I feel like I've been slapped in the face.

She's probably right. And after I recover from the news, I will be happy, because I like this girl, and because I will get to hold another little being like this one, curled up in a fuzzy blanket, warming up my lap. But today, hearing that comment, I don’t feel Zen, or confident, or any of that other stuff. I feel, to be totally eloquent about it, like shit.

For me, there’s such a tug-of-war with this infertility thing. I’m aware of how blessed I am, and how much I have to be thankful for, and that there are millions of people in the world who would give anything to be in my shoes. I know it’s not fair or reasonable or even wise for me to look at this baby and ask God why he’s not mine, or why I’m not the hugely pregnant woman at the next table, or why I’m not at this very moment getting the opportunity to wage war with Mama Greek about a babatize for my own baby. But I can’t help it. The question appears before I can stop it.

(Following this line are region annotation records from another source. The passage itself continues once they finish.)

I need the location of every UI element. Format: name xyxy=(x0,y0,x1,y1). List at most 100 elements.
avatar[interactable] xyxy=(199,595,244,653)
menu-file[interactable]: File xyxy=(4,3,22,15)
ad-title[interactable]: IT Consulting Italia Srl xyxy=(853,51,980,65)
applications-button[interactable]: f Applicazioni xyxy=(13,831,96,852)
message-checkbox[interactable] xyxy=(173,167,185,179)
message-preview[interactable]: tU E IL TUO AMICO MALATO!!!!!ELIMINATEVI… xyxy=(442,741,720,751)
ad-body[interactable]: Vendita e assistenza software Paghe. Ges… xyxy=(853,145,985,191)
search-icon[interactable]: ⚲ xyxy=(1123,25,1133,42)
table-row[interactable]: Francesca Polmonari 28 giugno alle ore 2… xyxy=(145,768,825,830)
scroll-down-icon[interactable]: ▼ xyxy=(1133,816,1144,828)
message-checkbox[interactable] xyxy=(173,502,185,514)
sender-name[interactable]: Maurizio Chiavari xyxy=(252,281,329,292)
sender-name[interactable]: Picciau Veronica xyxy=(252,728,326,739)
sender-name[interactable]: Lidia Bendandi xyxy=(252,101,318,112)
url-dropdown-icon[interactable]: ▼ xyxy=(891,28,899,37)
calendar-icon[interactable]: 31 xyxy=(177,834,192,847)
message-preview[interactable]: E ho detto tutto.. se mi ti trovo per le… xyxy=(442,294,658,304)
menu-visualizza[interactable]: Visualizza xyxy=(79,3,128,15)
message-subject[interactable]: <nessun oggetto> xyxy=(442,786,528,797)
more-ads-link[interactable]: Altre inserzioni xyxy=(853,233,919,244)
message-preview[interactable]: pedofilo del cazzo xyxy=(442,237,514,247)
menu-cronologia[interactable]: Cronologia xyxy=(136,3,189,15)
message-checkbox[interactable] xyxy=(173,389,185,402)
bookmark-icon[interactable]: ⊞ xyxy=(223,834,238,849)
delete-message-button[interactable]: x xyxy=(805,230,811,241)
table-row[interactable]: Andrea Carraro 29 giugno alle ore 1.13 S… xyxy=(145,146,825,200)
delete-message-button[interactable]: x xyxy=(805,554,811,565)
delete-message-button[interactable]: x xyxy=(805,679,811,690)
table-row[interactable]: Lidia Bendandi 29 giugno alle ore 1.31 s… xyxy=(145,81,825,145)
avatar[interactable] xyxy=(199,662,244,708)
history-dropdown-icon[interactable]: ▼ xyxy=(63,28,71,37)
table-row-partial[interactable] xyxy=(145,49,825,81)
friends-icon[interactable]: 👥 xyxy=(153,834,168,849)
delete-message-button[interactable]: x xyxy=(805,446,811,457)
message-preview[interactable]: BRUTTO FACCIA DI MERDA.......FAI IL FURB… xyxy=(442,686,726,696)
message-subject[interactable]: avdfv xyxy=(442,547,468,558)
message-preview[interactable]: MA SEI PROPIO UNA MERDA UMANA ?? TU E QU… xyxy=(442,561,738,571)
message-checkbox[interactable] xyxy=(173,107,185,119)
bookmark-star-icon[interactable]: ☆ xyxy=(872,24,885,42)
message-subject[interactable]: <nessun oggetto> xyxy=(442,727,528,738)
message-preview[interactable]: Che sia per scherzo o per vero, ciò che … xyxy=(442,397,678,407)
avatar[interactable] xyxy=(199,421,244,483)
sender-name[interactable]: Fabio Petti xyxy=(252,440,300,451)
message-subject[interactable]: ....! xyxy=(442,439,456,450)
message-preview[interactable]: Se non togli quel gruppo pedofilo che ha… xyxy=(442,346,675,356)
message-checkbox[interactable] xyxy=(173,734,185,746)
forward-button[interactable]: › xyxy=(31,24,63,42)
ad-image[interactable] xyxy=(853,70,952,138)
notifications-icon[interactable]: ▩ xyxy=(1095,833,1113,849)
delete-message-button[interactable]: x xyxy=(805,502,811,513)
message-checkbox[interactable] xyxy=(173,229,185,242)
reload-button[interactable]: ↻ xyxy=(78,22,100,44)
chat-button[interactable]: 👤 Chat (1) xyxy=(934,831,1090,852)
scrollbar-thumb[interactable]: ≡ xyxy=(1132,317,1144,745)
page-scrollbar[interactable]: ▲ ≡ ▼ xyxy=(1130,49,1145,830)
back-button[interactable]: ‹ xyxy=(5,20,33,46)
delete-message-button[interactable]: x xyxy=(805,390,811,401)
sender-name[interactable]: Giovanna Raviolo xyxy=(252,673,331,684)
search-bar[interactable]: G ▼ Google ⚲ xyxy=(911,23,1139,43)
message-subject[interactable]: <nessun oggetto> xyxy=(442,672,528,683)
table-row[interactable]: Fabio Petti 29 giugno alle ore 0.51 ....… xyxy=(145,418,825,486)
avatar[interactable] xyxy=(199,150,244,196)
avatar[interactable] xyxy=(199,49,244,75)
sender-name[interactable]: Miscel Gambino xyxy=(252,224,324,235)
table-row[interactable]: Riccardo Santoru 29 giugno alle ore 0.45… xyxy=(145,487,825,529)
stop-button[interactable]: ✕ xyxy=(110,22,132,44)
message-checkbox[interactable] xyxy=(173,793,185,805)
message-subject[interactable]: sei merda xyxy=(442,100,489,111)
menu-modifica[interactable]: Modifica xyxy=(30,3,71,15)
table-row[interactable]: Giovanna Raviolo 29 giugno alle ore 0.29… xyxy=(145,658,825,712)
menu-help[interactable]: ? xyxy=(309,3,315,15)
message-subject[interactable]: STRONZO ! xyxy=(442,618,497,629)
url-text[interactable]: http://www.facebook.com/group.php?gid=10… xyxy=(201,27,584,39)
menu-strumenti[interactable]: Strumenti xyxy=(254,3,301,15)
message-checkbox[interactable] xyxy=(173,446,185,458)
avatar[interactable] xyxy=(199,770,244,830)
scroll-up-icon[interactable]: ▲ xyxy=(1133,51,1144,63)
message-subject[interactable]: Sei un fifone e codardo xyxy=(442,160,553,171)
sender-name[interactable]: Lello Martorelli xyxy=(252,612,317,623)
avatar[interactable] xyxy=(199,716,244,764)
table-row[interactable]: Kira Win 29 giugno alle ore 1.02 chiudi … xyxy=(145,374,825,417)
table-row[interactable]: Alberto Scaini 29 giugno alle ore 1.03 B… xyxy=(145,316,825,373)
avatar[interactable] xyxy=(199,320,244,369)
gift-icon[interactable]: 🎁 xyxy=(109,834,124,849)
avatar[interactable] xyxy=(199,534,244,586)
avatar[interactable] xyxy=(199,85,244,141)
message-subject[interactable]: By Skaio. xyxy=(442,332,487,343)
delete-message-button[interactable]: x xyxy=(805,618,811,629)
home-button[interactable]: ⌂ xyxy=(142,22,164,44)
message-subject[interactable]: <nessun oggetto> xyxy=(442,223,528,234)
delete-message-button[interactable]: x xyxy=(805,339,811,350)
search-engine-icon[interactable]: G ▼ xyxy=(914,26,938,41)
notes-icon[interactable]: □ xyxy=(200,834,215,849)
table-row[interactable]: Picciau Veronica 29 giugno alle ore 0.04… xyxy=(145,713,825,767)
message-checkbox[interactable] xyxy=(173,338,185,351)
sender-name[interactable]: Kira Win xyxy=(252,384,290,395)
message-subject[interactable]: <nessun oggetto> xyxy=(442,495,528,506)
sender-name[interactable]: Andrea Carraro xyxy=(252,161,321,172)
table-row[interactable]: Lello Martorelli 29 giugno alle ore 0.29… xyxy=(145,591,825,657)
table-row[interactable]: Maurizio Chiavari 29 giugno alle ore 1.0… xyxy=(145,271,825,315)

And today, I have no answers, or words of comfort, or a nice, neat bow to tie it up for you.  I’m tired of feeling this way, tired of even writing about it. (I feel like you must be equally tired of reading about it, but if that’s the case, hopefully you haven’t read this far.) I just sit, and look at Nico's peaceful face, and smile when the Greek ladies assure me that holding him is “good luck.” And I come home, and eat my post-babatize sugared almonds, and watch the rain.